2
$\begingroup$

I just want to confirm whether this is correct or not:

The covariance of $X$ and $Y$ is equal to the standard deviation of $X$ times the standard deviation of $Y$.

or, in mathematical notation,

$ \mathrm{Cov}(X,Y) = \sqrt{\mathrm{Var(X)}}\sqrt{\mathrm{Var}(Y)} $

  • 0
    @cardinal: Looks fine to me. :)2011-04-27

2 Answers 2

10

This is false in general. In fact, it is true if and only if $X=aY+b$ (almost surely) for some fixed constants $a \geq 0$ and $b \in \mathbb{R}$. That is $X$ and $Y$ must be positively linearly related for this to hold. Wikipedia also has a decent page on this.
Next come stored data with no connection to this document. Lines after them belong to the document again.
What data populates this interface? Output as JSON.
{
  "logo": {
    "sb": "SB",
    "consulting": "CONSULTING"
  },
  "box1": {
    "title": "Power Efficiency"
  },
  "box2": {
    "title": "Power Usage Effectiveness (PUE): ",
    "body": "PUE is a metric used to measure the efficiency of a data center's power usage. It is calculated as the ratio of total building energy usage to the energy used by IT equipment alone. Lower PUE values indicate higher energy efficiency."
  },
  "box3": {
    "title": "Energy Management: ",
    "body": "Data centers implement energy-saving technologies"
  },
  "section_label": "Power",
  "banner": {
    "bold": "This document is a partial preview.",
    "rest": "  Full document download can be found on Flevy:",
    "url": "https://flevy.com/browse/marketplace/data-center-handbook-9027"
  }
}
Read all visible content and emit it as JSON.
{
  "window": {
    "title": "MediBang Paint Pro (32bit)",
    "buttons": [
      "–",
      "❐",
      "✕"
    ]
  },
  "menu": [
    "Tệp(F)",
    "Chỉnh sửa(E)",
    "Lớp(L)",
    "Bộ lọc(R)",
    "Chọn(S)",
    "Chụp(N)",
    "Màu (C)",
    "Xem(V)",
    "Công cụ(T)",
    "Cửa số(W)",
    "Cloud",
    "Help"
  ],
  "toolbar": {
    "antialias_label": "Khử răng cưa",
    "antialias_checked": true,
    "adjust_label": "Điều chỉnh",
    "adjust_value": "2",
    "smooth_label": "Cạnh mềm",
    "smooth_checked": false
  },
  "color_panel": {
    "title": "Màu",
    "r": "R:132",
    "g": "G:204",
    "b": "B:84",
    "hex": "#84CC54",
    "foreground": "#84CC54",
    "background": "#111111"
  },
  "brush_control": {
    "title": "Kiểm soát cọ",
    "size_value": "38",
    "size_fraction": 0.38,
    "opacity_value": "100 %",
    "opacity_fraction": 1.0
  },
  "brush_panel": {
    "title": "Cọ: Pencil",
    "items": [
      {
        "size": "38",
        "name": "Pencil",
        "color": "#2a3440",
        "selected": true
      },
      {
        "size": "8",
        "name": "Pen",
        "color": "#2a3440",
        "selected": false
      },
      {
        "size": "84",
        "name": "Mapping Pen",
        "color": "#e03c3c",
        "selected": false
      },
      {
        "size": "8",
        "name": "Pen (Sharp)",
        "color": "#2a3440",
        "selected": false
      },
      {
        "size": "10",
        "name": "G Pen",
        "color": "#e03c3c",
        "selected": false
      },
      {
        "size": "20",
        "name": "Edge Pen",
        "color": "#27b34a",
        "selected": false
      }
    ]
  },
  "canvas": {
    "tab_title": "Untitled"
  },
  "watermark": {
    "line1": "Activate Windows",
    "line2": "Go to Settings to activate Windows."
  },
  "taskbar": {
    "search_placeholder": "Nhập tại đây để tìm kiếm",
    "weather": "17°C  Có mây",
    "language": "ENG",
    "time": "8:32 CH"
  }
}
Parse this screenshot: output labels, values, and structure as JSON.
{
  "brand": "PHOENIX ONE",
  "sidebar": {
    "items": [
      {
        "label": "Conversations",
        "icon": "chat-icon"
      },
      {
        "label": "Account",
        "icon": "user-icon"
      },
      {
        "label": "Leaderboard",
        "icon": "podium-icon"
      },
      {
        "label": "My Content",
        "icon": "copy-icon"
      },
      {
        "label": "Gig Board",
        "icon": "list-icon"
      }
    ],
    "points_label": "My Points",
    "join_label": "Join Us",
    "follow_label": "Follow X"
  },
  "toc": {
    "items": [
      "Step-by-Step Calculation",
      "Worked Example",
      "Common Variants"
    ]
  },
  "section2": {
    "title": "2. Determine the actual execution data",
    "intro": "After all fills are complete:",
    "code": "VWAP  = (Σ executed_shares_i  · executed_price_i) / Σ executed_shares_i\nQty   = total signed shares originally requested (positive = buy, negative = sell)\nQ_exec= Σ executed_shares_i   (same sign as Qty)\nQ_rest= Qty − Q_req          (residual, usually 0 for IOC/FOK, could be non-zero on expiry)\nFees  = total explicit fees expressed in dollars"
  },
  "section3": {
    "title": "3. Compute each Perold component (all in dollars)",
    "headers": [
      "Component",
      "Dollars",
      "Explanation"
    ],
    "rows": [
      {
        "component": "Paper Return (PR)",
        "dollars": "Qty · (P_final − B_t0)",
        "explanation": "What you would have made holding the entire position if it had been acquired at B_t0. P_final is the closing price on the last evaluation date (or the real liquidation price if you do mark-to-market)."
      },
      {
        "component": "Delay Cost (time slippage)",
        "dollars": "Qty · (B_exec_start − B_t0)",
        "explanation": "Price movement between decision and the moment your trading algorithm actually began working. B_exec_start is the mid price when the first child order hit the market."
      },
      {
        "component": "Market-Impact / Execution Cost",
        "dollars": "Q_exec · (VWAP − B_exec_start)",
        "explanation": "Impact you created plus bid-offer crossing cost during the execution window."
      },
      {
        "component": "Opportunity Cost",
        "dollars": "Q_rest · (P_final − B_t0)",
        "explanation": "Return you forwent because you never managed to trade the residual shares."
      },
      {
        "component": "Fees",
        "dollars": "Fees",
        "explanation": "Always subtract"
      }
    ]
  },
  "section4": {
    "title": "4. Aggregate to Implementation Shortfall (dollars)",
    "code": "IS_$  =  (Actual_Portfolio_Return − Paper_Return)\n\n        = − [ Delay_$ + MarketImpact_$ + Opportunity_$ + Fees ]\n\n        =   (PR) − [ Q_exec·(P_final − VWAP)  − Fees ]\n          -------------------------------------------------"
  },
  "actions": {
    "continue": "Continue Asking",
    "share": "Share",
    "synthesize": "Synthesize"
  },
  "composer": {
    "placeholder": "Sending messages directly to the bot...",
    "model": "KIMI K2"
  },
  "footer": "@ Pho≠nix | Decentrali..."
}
For a counterexample to your statement, consider any two independent random variables $X$ and $Y$ each with strictly positive variance. Then, $ \mathrm{Cov}(X,Y) = 0 \>, $ but, $ \sqrt{\mathrm{Var}(X)} \sqrt{\mathrm{Var}(Y)} > 0 \>. $


A quick proof (and a slick one, I think; it's not my own) of the if and only if assertion uses the Cauchy–Schwarz inequality and goes as follows. Let $U$ and $V$ be random variables such that $\newcommand{\e}{\mathbb{E}}\e U^2 < \infty$ and $\e V^2 < \infty$. Then, $|\e UV|^2 < \e U^2 \e V^2$ if and only if $\e (t U - V)^2 > 0$ for all $t$. But, if $\e(t_0 U - V)^2 = 0$ for some $t_0$, then $t_0 U = V$ almost surely. Now, set $U = X - \e X$ and $V = Y - \e Y$ to get the desired conclusion.

  • 0
    @Henry: (+1) Thank you; it's not pedantic at all. I'm not sure how you came across such an old answer, but I appreciate very much your comment. I'll try to think of a way to clean up the statement. This should only be possible if one of the random variables is almost surely constant.2012-05-15
6

While cardinal has answered the question, I wanted to add a little something extra.

The Cauchy-Schwarz inequality shows that $\left|\operatorname{Cov}(X,Y)\right|\leq \sqrt{\operatorname{Var}(X)\operatorname{Var}(Y)}$, with equality if and only if $X$ and $Y$ are linearly dependent. In general, you can take the ratio $\rho=\frac{\operatorname{Cov}(X,Y)}{ \sqrt{\operatorname{Var}(X)\operatorname{Var}(Y)}}$ which will be between $-1$ and $1$. This gives the correlation between $X$ and $Y$. It is $1$ when the variables are perfectly correlated (one goes up exactly when the other does), $-1$ when they are perfectly anti-correlated (one goes up exactly when the other goes down), $0$ when they are independent (knowing that one goes up tells you nothing about the behavior of the other), and in general gives a measure of the behavior when things are somewhere in between.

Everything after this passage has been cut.